Encasing Life In Amber: DaSilva Docs Descent With MS

When I Walk Jason DaSilva posterIn the brief years leading up to 2006, Jason DaSilva was a healthy young filmmaker, traveling the world with camera in hand, documenting the movement of fellow man in cultures foreign and alive. Little did he know that at the age of 25 he would receive the devastating news that his own freedom of movement would slowly but surely be taken from him by the crippling hands of multiple sclerosis, frequently termed as MS. Medically, nothing can be done. There is no cure and no effective treatments that help ease the process. He will inevitably lose his ability to move, speak and possibly even see, but before that happens DaSilva wants to make something of the time he has. Likely to be his final film, When I Walk sees the filmmaker bravely turning the camera on himself to give us the explicit experience of everyday life with such a catastrophic disease. Though his story is clearly tragic, it is also one full of love and longevity in the face of inescapable silence – a story that aims to memorialize a man whose potential children may never truly know the man himself.

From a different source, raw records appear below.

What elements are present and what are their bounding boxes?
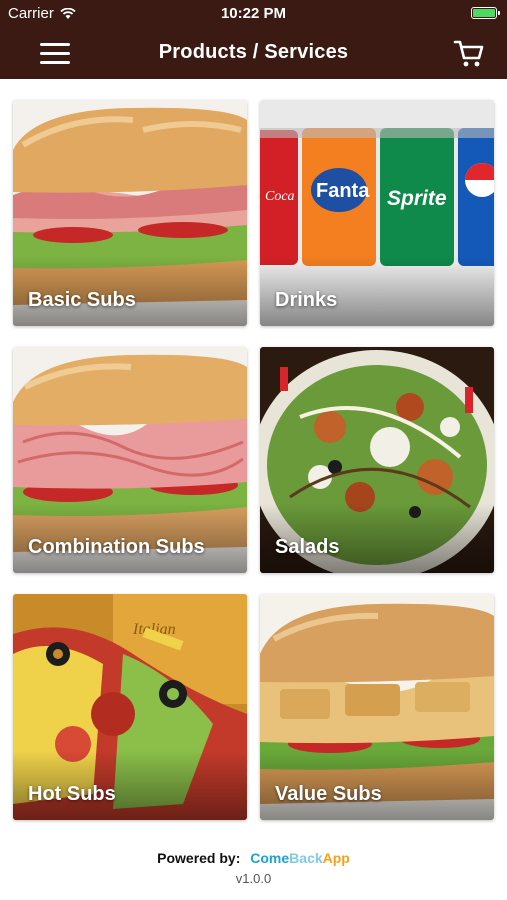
category-label: Combination Subs [28,536,205,558]
powered-by-line: Powered by: ComeBackApp [0,850,507,866]
category-tile-salads[interactable]: Salads [260,347,494,573]
brand-link[interactable]: ComeBackApp [250,850,350,866]
category-tile-hot-subs[interactable]: Italian Hot Subs [13,594,247,820]
category-label: Basic Subs [28,289,136,311]
brand-app: App [322,850,350,866]
category-label: Salads [275,536,340,558]
nav-bar: Products / Services [0,28,507,79]
status-time: 10:22 PM [220,5,287,22]
cart-icon[interactable] [452,37,486,69]
category-label: Value Subs [275,783,382,805]
svg-text:Coca: Coca [265,189,295,204]
footer: Powered by: ComeBackApp v1.0.0 [0,850,507,886]
powered-by-label: Powered by: [157,850,241,866]
page-title: Products / Services [158,41,349,63]
brand-back: Back [289,850,323,866]
status-bar: Carrier 10:22 PM [0,0,507,28]
svg-text:Sprite: Sprite [387,187,447,210]
category-tile-basic-subs[interactable]: Basic Subs [13,100,247,326]
app-version: v1.0.0 [235,871,272,886]
category-tile-drinks[interactable]: Coca Fanta Sprite Drinks [260,100,494,326]
category-label: Drinks [275,289,338,311]
category-tile-combination-subs[interactable]: Combination Subs [13,347,247,573]
brand-come: Come [250,850,290,866]
battery-icon [471,7,500,19]
category-tile-value-subs[interactable]: Value Subs [260,594,494,820]
category-label: Hot Subs [28,783,116,805]
svg-text:Fanta: Fanta [316,180,370,202]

To be constantly wheelchair bound or bed ridden was an incomprehensible life for DaSilva, a restless spirit with the heart of an artist. Determined to overcome impending doom, it took a while for reality to set in. He started furiously working out and film shoots were scheduled on the other side of the world, but the increasing loss of mobility in his legs and continuously blurred vision forced him to abandon the project. With some encouragement, he decided to start attending a support group for those suffering with, or caring for, others with MS. There, against all odds, he met a beautiful young woman named Alice who’s own mother has MS. In the throes of physical decline, DaSilva’s guardian angel appeared and their life together began despite their knowledge of the situation. The occasional, reasonable self pity begins to transform into an examination of how our culture treats the disabled and how to lionize a life before it decays to the point of unrecognition.

The film itself would not have been finished without the physical help of Alice, who not only became a subject herself, but co-writer, camera operator, producer and editor as well, due to the fact that the musculature in DaSilva’s hands and legs had completely ceased functioning during the final stages of the project. Together, they pose pointed questions about what it means to achieve admirable life accomplishments, hold them precious and pass them on for future generations to be proud of. They spent countless hours creating this film together, and although it may be a gloomy yet inspirational piece about dealing with disease, their mission is to bottle life’s lightning while they still can and hopefully pass it on as a gift of memory to their children. Their collaboration on screen in everyday activities translates generally to the overall filmmaking process in a narrative ebb and flow that lends itself to the everyday challenges of MS and the intricate nature of intimate relationships themselves. When I Walk‘s faults lie in the fact that it began with a public audience in mind but morphed into something with an intention much more personal, eventually leaving you and I to imagine a future where things are hoped to be bright, but can only be grim and grizzly.